During the session, we also decided to review the introductory packet each new member receives from the Membership Department. After all, how long has it been since many of us who have been with DAV for years reviewed these materials? I invite you to take a look at the packet, and if you have suggestions, send them to our Membership Committee so we can improve this tool.

We realize Chapters need to have regular business meetings, and there are concerns about these meetings becoming too routine. But opportunities abound during these meetings for mentoring and developing our future leaders. Remember, the calling of any successful organization is for leaders to train their own replacements. Part of bringing new or potential members into the fold and getting them active could include:

  • Making copies of the weekly NSO membership report distributed to Chapters.
  • An email from the Chapter welcoming the new member and introducing their sponsor.
  • Hospital Service Coordinators reaching out to hospitalized members.
  • Visiting nursing homes as part of the chaplain’s duties.
  • Developing a prospect list at local Golden Corral activities and using that list to contact potential members.

Reaching new members and then mentoring them is a challenge, but it can also invigorate Chapters and Departments. Keep in mind that many of our new members are currently transitioning out of uniform. Since most of them are still working, make sure to have a program or activity that meets their schedules and needs. Picnics, evening events, childcare arrangements — these could be helpful to our auxiliary partners and during couples night. When you offer programs for younger veterans, make sure the topics matter to them, such as employment or a veteran-owned business seminar. The possibilities are endless.

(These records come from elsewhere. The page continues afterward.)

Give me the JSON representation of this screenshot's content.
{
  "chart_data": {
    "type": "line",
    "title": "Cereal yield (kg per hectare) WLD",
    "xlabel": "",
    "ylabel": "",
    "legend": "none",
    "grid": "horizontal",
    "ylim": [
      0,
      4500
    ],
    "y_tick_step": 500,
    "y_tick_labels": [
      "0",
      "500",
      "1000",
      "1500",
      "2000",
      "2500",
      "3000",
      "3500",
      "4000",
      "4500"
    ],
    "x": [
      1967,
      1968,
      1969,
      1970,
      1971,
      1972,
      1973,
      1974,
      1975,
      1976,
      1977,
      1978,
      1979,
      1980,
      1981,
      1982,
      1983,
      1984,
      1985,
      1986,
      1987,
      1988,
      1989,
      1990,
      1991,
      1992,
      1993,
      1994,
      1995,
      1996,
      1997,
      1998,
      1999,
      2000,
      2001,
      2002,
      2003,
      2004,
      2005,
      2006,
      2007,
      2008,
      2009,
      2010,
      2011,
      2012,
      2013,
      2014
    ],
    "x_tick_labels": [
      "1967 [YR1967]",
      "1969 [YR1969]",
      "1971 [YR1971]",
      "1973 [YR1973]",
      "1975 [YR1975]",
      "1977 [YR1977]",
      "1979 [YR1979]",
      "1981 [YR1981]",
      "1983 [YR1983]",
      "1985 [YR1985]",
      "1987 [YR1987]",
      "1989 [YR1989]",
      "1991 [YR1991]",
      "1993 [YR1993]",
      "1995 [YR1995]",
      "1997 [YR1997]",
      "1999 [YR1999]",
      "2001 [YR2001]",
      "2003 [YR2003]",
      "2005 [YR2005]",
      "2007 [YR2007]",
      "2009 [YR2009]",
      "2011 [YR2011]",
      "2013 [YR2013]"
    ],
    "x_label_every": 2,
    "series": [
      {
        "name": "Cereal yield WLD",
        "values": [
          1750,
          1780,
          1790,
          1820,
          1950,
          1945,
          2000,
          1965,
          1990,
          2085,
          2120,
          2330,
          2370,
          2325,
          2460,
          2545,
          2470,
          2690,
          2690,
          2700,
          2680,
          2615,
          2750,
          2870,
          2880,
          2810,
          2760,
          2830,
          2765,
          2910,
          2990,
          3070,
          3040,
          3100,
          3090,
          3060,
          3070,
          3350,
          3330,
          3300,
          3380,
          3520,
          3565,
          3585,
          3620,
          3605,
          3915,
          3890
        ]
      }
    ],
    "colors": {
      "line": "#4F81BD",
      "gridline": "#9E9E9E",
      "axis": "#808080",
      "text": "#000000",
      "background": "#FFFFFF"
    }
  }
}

I want to thank our Membership Committee for their efforts and thoughtful insights at the Mid-Winter conference. Please look for upcoming articles and newsletters concerning member mentorship and send your ideas to the DAV Membership Committee. I believe Benjamin Franklin had it absolutely correct when he said, “Tell me and I forget, teach me and I may remember, involve me and I learn.” Involving and mentoring new members will chart DAV’s future course, and it’s up to us to lay that foundation.